Quand ça commence à avoir un impact sur les revenus de la plus importante industrie en Nouvelle-Écosse, […] ça devient évident qu’il faut faire quelque chose, a commenté le co-auteur de l’étude, le professeur Tony Walker, en entrevue avec La Presse canadienne vendredi. On pourrait faire plus d’argent si on assainissait nos pratiques.
En 2019, la valeur au débarquement de l’industrie du homard en Nouvelle-Écosse s’élevait à 880 millions de dollars, soit plus de la moitié de la valeur totale de cette pêche au Canada.
Si le fléau de ce qu’on appelle les engins fantômes
est un problème mondial, l’étude menée à Dalhousie est décrite comme la première du genre à fournir des estimations préliminaires sur ses impacts environnementaux et économiques.
Les conclusions s’appuient sur ce que les chercheurs ont découvert au cours de l’été et de l’automne dernier quand cinq bateaux de pêche ont été mobilisés pour une mission qui a permis de retirer sept tonnes d’engins fantômes. Les bateaux avaient effectué 60 voyages et couvert 1500 kilomètres carrés en mer.
Des cages de homard perdues représentaient 66 % de la récolte d’équipement remonté à la surface.
Les autres engins incluaient des câbles, des cordages, des bouées et d’autres débris liés à la pêche.

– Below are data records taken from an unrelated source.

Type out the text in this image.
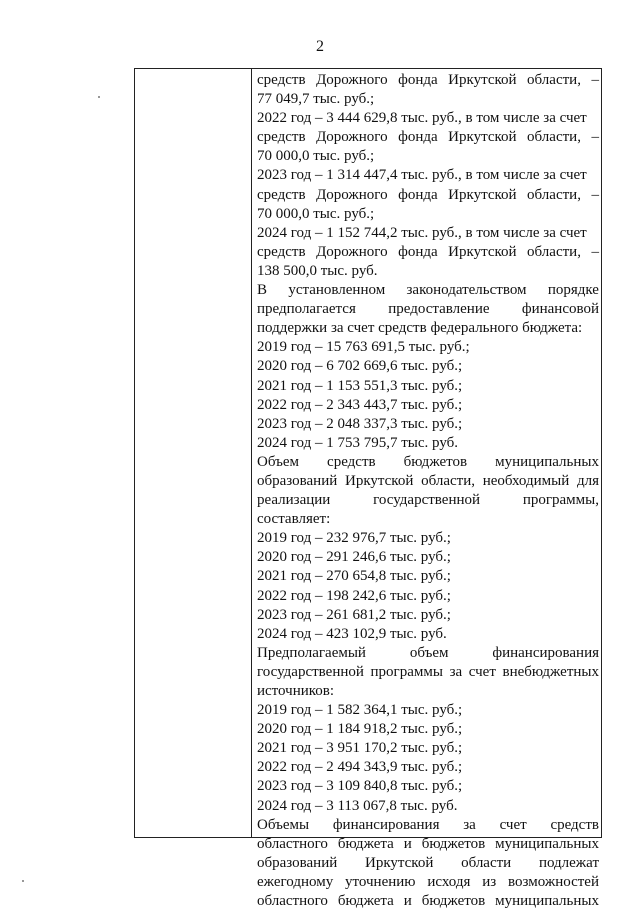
2
средств Дорожного фонда Иркутской области, –
77 049,7 тыс. руб.;
2022 год – 3 444 629,8 тыс. руб., в том числе за счет
средств Дорожного фонда Иркутской области, –
70 000,0 тыс. руб.;
2023 год – 1 314 447,4 тыс. руб., в том числе за счет
средств Дорожного фонда Иркутской области, –
70 000,0 тыс. руб.;
2024 год – 1 152 744,2 тыс. руб., в том числе за счет
средств Дорожного фонда Иркутской области, –
138 500,0 тыс. руб.
В установленном законодательством порядке
предполагается предоставление финансовой
поддержки за счет средств федерального бюджета:
2019 год – 15 763 691,5 тыс. руб.;
2020 год – 6 702 669,6 тыс. руб.;
2021 год – 1 153 551,3 тыс. руб.;
2022 год – 2 343 443,7 тыс. руб.;
2023 год – 2 048 337,3 тыс. руб.;
2024 год – 1 753 795,7 тыс. руб.
Объем средств бюджетов муниципальных
образований Иркутской области, необходимый для
реализации	государственной	программы,
составляет:
2019 год – 232 976,7 тыс. руб.;
2020 год – 291 246,6 тыс. руб.;
2021 год – 270 654,8 тыс. руб.;
2022 год – 198 242,6 тыс. руб.;
2023 год – 261 681,2 тыс. руб.;
2024 год – 423 102,9 тыс. руб.
Предполагаемый	объем	финансирования
государственной программы за счет внебюджетных
источников:
2019 год – 1 582 364,1 тыс. руб.;
2020 год – 1 184 918,2 тыс. руб.;
2021 год – 3 951 170,2 тыс. руб.;
2022 год – 2 494 343,9 тыс. руб.;
2023 год – 3 109 840,8 тыс. руб.;
2024 год – 3 113 067,8 тыс. руб.
Объемы финансирования за счет средств
областного бюджета и бюджетов муниципальных
образований Иркутской области подлежат
ежегодному уточнению исходя из возможностей
областного бюджета и бюджетов муниципальных
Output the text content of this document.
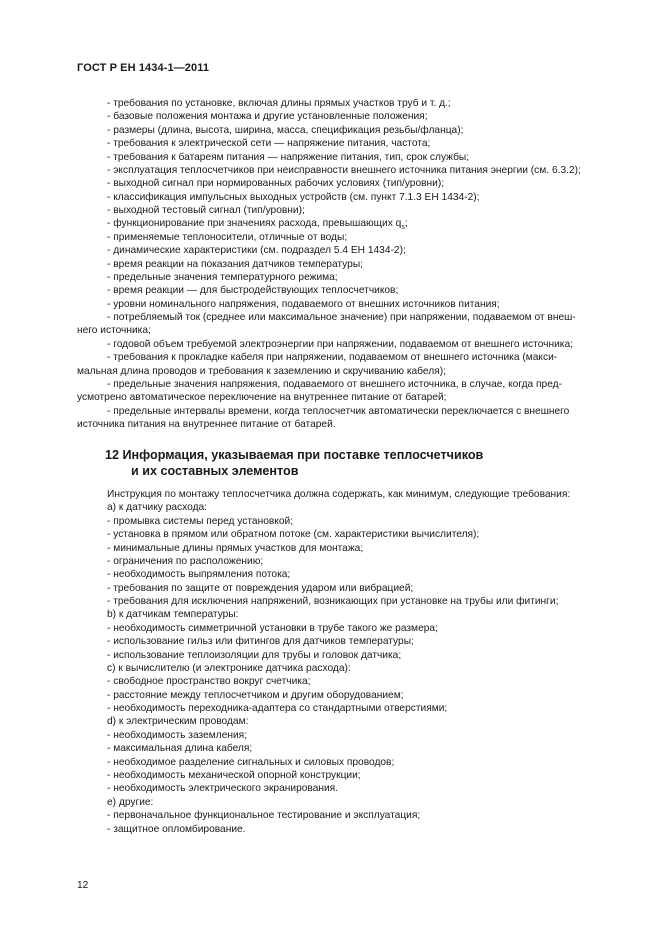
ГОСТ Р ЕН 1434-1—2011
- требования по установке, включая длины прямых участков труб и т. д.;
- базовые положения монтажа и другие установленные положения;
- размеры (длина, высота, ширина, масса, спецификация резьбы/фланца);
- требования к электрической сети — напряжение питания, частота;
- требования к батареям питания — напряжение питания, тип, срок службы;
- эксплуатация теплосчетчиков при неисправности внешнего источника питания энергии (см. 6.3.2);
- выходной сигнал при нормированных рабочих условиях (тип/уровни);
- классификация импульсных выходных устройств (см. пункт 7.1.3 ЕН 1434-2);
- выходной тестовый сигнал (тип/уровни);
- функционирование при значениях расхода, превышающих $q_s$;
- применяемые теплоносители, отличные от воды;
- динамические характеристики (см. подраздел 5.4 ЕН 1434-2);
- время реакции на показания датчиков температуры;
- предельные значения температурного режима;
- время реакции — для быстродействующих теплосчетчиков;
- уровни номинального напряжения, подаваемого от внешних источников питания;
- потребляемый ток (среднее или максимальное значение) при напряжении, подаваемом от внеш-
него источника;
- годовой объем требуемой электроэнергии при напряжении, подаваемом от внешнего источника;
- требования к прокладке кабеля при напряжении, подаваемом от внешнего источника (макси-
мальная длина проводов и требования к заземлению и скручиванию кабеля);
- предельные значения напряжения, подаваемого от внешнего источника, в случае, когда пред-
усмотрено автоматическое переключение на внутреннее питание от батарей;
- предельные интервалы времени, когда теплосчетчик автоматически переключается с внешнего
источника питания на внутреннее питание от батарей.
12 Информация, указываемая при поставке теплосчетчиков
и их составных элементов
Инструкция по монтажу теплосчетчика должна содержать, как минимум, следующие требования:
а) к датчику расхода:
- промывка системы перед установкой;
- установка в прямом или обратном потоке (см. характеристики вычислителя);
- минимальные длины прямых участков для монтажа;
- ограничения по расположению;
- необходимость выпрямления потока;
- требования по защите от повреждения ударом или вибрацией;
- требования для исключения напряжений, возникающих при установке на трубы или фитинги;
b) к датчикам температуры:
- необходимость симметричной установки в трубе такого же размера;
- использование гильз или фитингов для датчиков температуры;
- использование теплоизоляции для трубы и головок датчика;
c) к вычислителю (и электронике датчика расхода):
- свободное пространство вокруг счетчика;
- расстояние между теплосчетчиком и другим оборудованием;
- необходимость переходника-адаптера со стандартными отверстиями;
d) к электрическим проводам:
- необходимость заземления;
- максимальная длина кабеля;
- необходимое разделение сигнальных и силовых проводов;
- необходимость механической опорной конструкции;
- необходимость электрического экранирования.
е) другие:
- первоначальное функциональное тестирование и эксплуатация;
- защитное опломбирование.
12
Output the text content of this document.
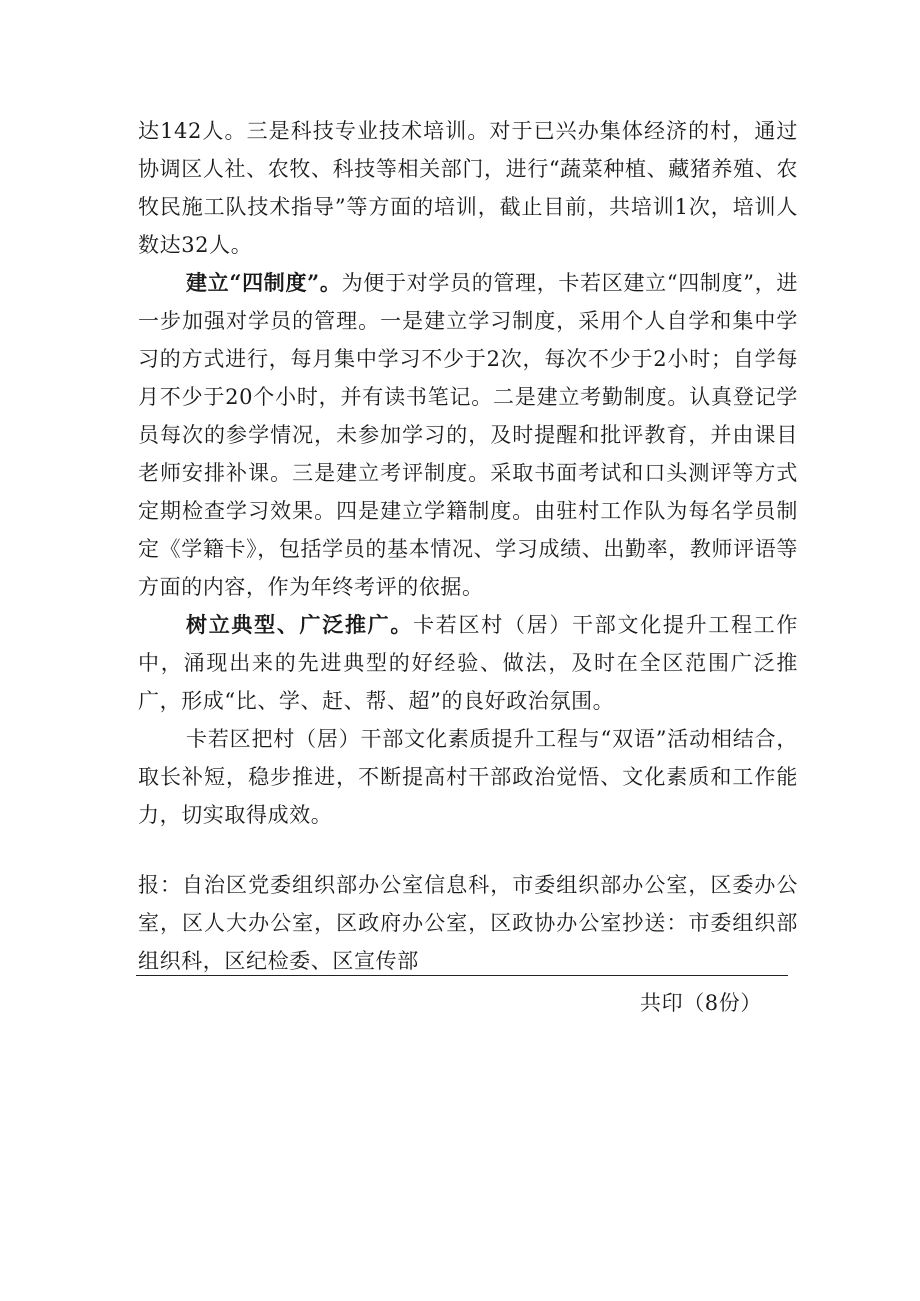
达142人。三是科技专业技术培训。对于已兴办集体经济的村，通过协调区人社、农牧、科技等相关部门，进行“蔬菜种植、藏猪养殖、农牧民施工队技术指导”等方面的培训，截止目前，共培训1次，培训人数达32人。

建立“四制度”。为便于对学员的管理，卡若区建立“四制度”，进一步加强对学员的管理。一是建立学习制度，采用个人自学和集中学习的方式进行，每月集中学习不少于2次，每次不少于2小时；自学每月不少于20个小时，并有读书笔记。二是建立考勤制度。认真登记学员每次的参学情况，未参加学习的，及时提醒和批评教育，并由课目老师安排补课。三是建立考评制度。采取书面考试和口头测评等方式定期检查学习效果。四是建立学籍制度。由驻村工作队为每名学员制定《学籍卡》，包括学员的基本情况、学习成绩、出勤率，教师评语等方面的内容，作为年终考评的依据。

树立典型、广泛推广。卡若区村（居）干部文化提升工程工作中，涌现出来的先进典型的好经验、做法，及时在全区范围广泛推广，形成“比、学、赶、帮、超”的良好政治氛围。

卡若区把村（居）干部文化素质提升工程与“双语”活动相结合，取长补短，稳步推进，不断提高村干部政治觉悟、文化素质和工作能力，切实取得成效。

报：自治区党委组织部办公室信息科，市委组织部办公室，区委办公室，区人大办公室，区政府办公室，区政协办公室抄送：市委组织部组织科，区纪检委、区宣传部

共印（8份）
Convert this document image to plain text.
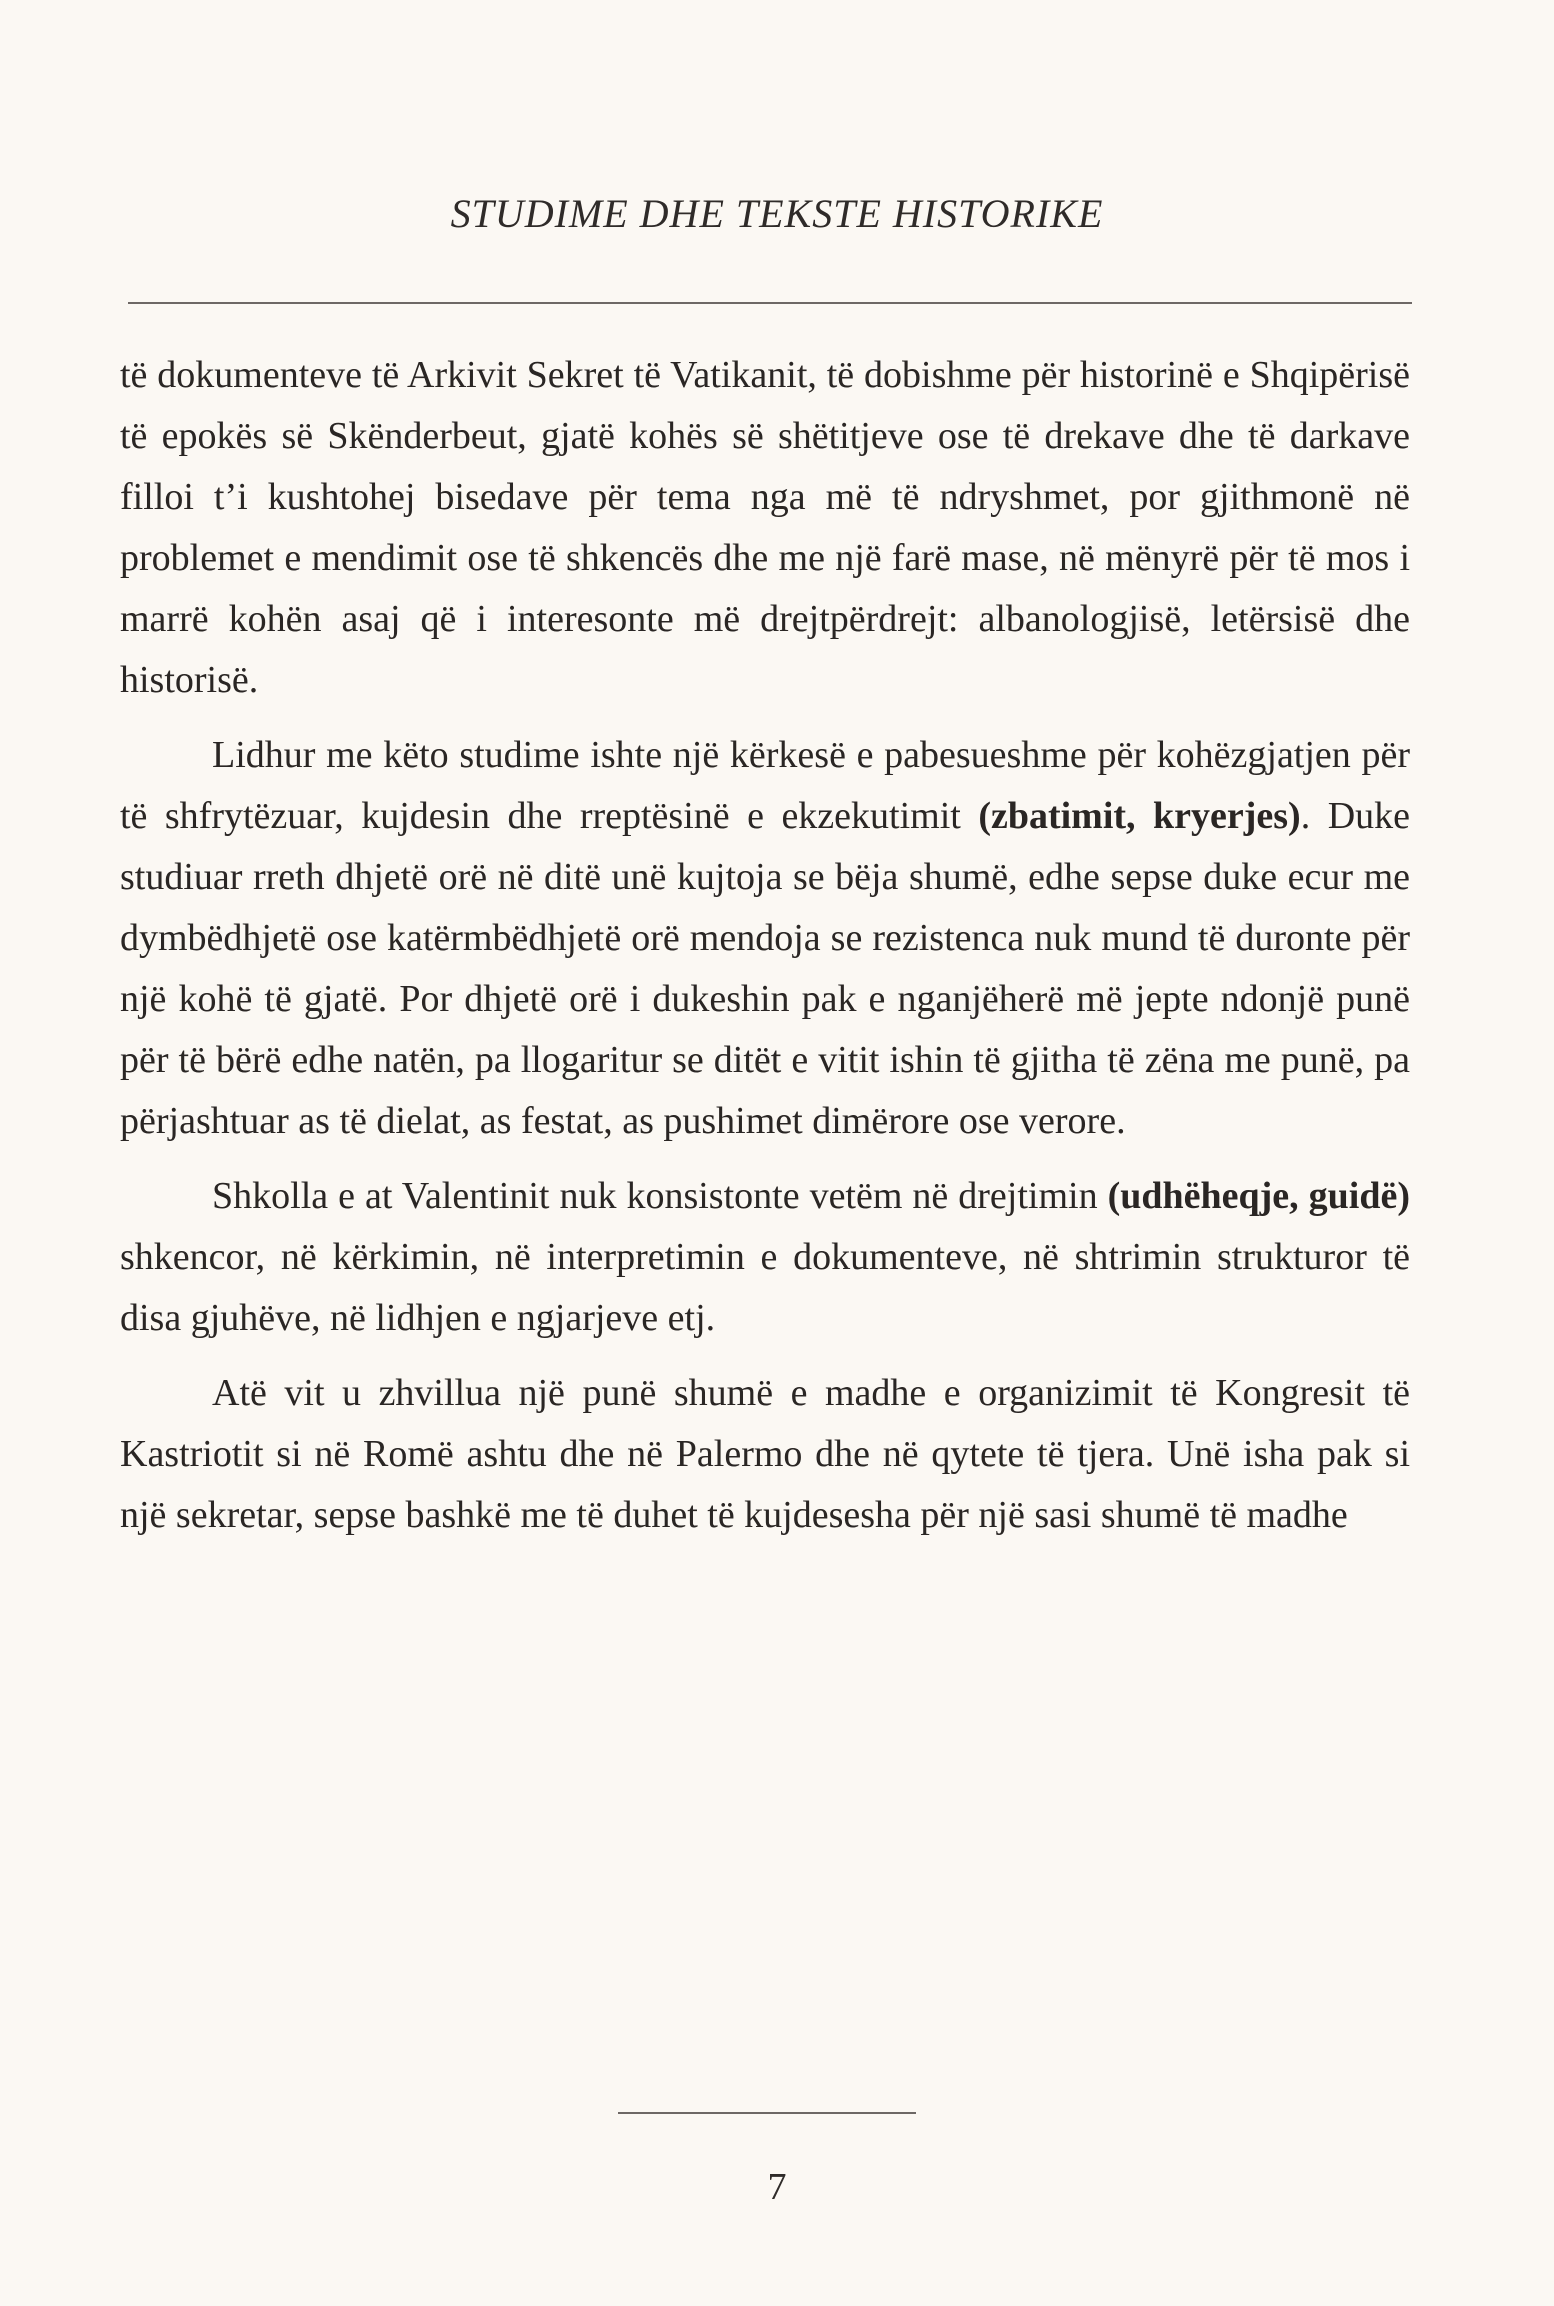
STUDIME DHE TEKSTE HISTORIKE

të dokumenteve të Arkivit Sekret të Vatikanit, të dobishme për historinë e Shqipërisë të epokës së Skënderbeut, gjatë kohës së shëtitjeve ose të drekave dhe të darkave filloi t’i kushtohej bisedave për tema nga më të ndryshmet, por gjithmonë në problemet e mendimit ose të shkencës dhe me një farë mase, në mënyrë për të mos i marrë kohën asaj që i interesonte më drejtpërdrejt: albanologjisë, letërsisë dhe historisë.

Lidhur me këto studime ishte një kërkesë e pabesueshme për kohëzgjatjen për të shfrytëzuar, kujdesin dhe rreptësinë e ekzekutimit (zbatimit, kryerjes). Duke studiuar rreth dhjetë orë në ditë unë kujtoja se bëja shumë, edhe sepse duke ecur me dymbëdhjetë ose katërmbëdhjetë orë mendoja se rezistenca nuk mund të duronte për një kohë të gjatë. Por dhjetë orë i dukeshin pak e nganjëherë më jepte ndonjë punë për të bërë edhe natën, pa llogaritur se ditët e vitit ishin të gjitha të zëna me punë, pa përjashtuar as të dielat, as festat, as pushimet dimërore ose verore.

Shkolla e at Valentinit nuk konsistonte vetëm në drejtimin (udhëheqje, guidë) shkencor, në kërkimin, në interpretimin e dokumenteve, në shtrimin strukturor të disa gjuhëve, në lidhjen e ngjarjeve etj.

Atë vit u zhvillua një punë shumë e madhe e organizimit të Kongresit të Kastriotit si në Romë ashtu dhe në Palermo dhe në qytete të tjera. Unë isha pak si një sekretar, sepse bashkë me të duhet të kujdesesha për një sasi shumë të madhe

7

Les chercheurs ont calculé que les cages perdues seraient responsables à elles seules de pertes pouvant atteindre 176 000 $ par année parce que celles-ci continuent de capturer des prises longtemps après avoir été abandonnées dans le fond océanique.
«Il y a probablement bien plus d’engins fantômes en mer que ce que notre étude suggère. Et ces pertes économiques ne vont que continuer de croître.» – Une citation de :Tony Walker, professeur, Université Dalhousie
Et au-delà des captures involontaires de homard, ces cages emprisonnent aussi d’autres créatures marines, dont les poissons de fond qui comptent des espèces menacées.
Tony Walker explique que des prises accidentelles sont capturées régulièrement dans les cages de homard, mais les pêcheurs ont l’obligation de les inspecter toutes les 24 heures pour libérer les prises collatérales.
Le problème, c’est qu’une fois la cage perdue ou abandonnée en mer, plus personne ne vient à la rescousse des poissons ou des crabes qui s’y aventurent.
Pire encore, les prises qui y meurent deviennent à leur tour des appâts pour d’autres espèces qui entrent à leur tour dans la cage et deviennent à leur tour prisonnières.
Parmi les 15 espèces répertoriées dans des cages abandonnées, cinq étaient des espèces menacées, soit un loup de l’Atlantique, une morue, un brosme et deux chabots.

La semaine dernière, Ottawa a annoncé que son Fonds pour les engins fantômes avait permis de retirer 224 tonnes d’équipement des eaux canadiennes et internationales depuis deux ans.
Au total, 159 tonnes ont été retirées de l’Atlantique et 65 tonnes du Pacifique.
La ministre fédérale des Pêches Bernadette Jordan a également annoncé la mise en ligne d’un nouveau système visant à faciliter la tâche des pêcheurs commerciaux, qui ont l’obligation légale de rapporter l’endroit précis où un engin de pêche a été perdu.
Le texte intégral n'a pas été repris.